I still have no clue how that happened. I went back through every comment I had ever made and not once did I post where I worked or what my first name was. I'd never once told any of my coworkers my reddit user name either. It was a bit of a privacy eye-opener for me to realize that even if I thought I was posting anonymously, someone could still potentially find a way to tie my online persona to me.
Might be worth your time to go to the gaming subreddit on your web browser and then use the development mode of the web browser to inspect all the cookie data.
The company might be putting more information in there than they show on the screen, that could be available to anyone who can do a search on their website for your characters name.
For example, once I was playing World of Warcraft on an alt, and I argued with a tryhard player about being nice to other players. The WoW Armory, when you look up the alt's name, adds in its cookie/memory the name of all the other characters for that same account (to populate a drop-down selection). So that guy started harassing me on my main character without having never knowing its name.
Was that guy the owner of the wow armory? Because otherwise…
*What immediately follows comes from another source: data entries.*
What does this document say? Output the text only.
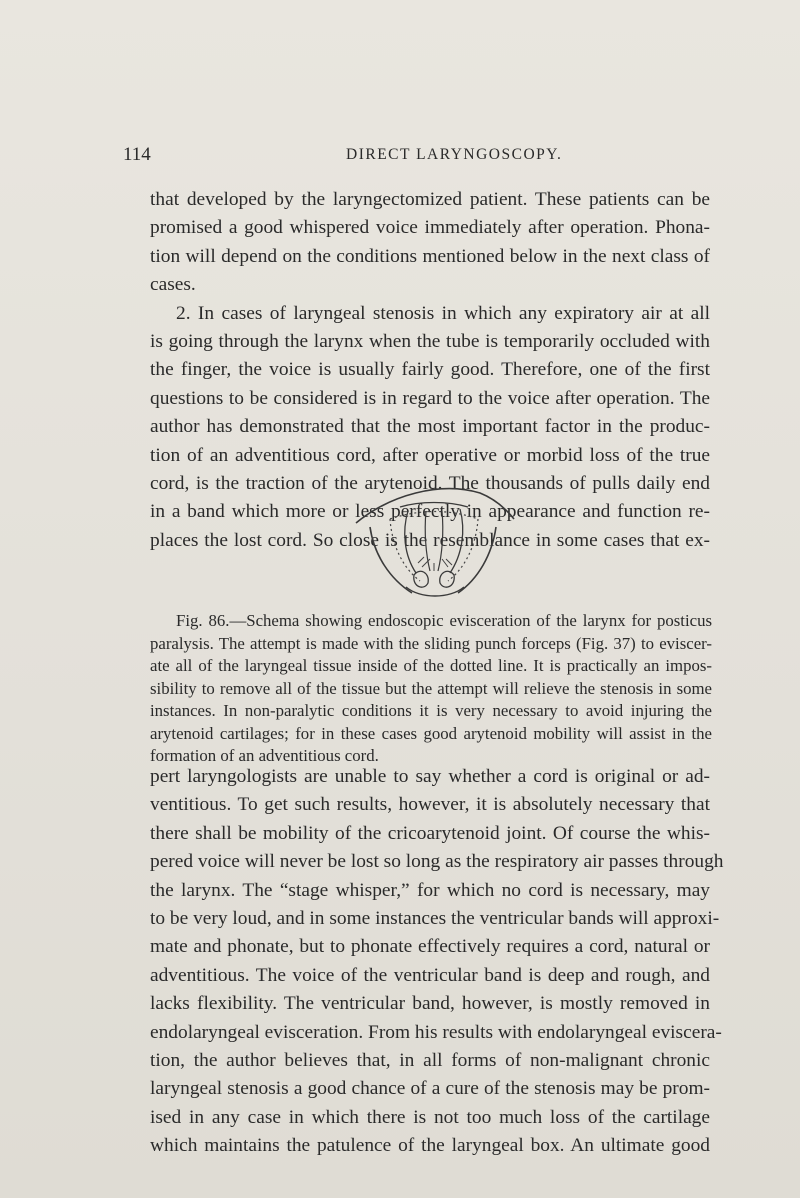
114	DIRECT LARYNGOSCOPY.

that developed by the laryngectomized patient. These patients can be
promised a good whispered voice immediately after operation. Phona-
tion will depend on the conditions mentioned below in the next class of
cases.
2. In cases of laryngeal stenosis in which any expiratory air at all
is going through the larynx when the tube is temporarily occluded with
the finger, the voice is usually fairly good. Therefore, one of the first
questions to be considered is in regard to the voice after operation. The
author has demonstrated that the most important factor in the produc-
tion of an adventitious cord, after operative or morbid loss of the true
cord, is the traction of the arytenoid. The thousands of pulls daily end
in a band which more or less perfectly in appearance and function re-
places the lost cord. So close is the resemblance in some cases that ex-

Fig. 86.—Schema showing endoscopic evisceration of the larynx for posticus
paralysis. The attempt is made with the sliding punch forceps (Fig. 37) to eviscer-
ate all of the laryngeal tissue inside of the dotted line. It is practically an impos-
sibility to remove all of the tissue but the attempt will relieve the stenosis in some
instances. In non-paralytic conditions it is very necessary to avoid injuring the
arytenoid cartilages; for in these cases good arytenoid mobility will assist in the
formation of an adventitious cord.

pert laryngologists are unable to say whether a cord is original or ad-
ventitious. To get such results, however, it is absolutely necessary that
there shall be mobility of the cricoarytenoid joint. Of course the whis-
pered voice will never be lost so long as the respiratory air passes through
the larynx. The “stage whisper,” for which no cord is necessary, may
to be very loud, and in some instances the ventricular bands will approxi-
mate and phonate, but to phonate effectively requires a cord, natural or
adventitious. The voice of the ventricular band is deep and rough, and
lacks flexibility. The ventricular band, however, is mostly removed in
endolaryngeal evisceration. From his results with endolaryngeal eviscera-
tion, the author believes that, in all forms of non-malignant chronic
laryngeal stenosis a good chance of a cure of the stenosis may be prom-
ised in any case in which there is not too much loss of the cartilage
which maintains the patulence of the laryngeal box. An ultimate good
No, he was another player/customer. See below.
how did they get your cookie store inside your browser?
When you pull up a character on the Armory inside of the cookie/memory information was a list of all the other characters for that same account/character. And anyone can pull up any other account characters name on the Armory.
My guess is the list of all the character names for the account was there so if you wanted to switch between one character to another from a drop-down UI object.
My point is developers can leak additional information assuming that users can't see it because it's not displayed on the UI, but if somebody goes into the developer mode on the browser they can inspect all the memory/cookie information for that web page.
Finally, this was a long time ago, so who knows if it still works that way today or not. My point of mentioning it was as an anecdote on how additional information can leak in ways we wouldn't suspect.
The simplest explanation is probably that even though the subreddit was niche, the reason you are on it is connected to your demographics, which you share in common with coworkers, making it more likely for one of them to also be browsing it.
I'll do a proof by counterexample. I have no idea how do to that, therefor there is in fact something stopping someone from finding out exactly who you are, which proves the premise to be false. QED mothafucka.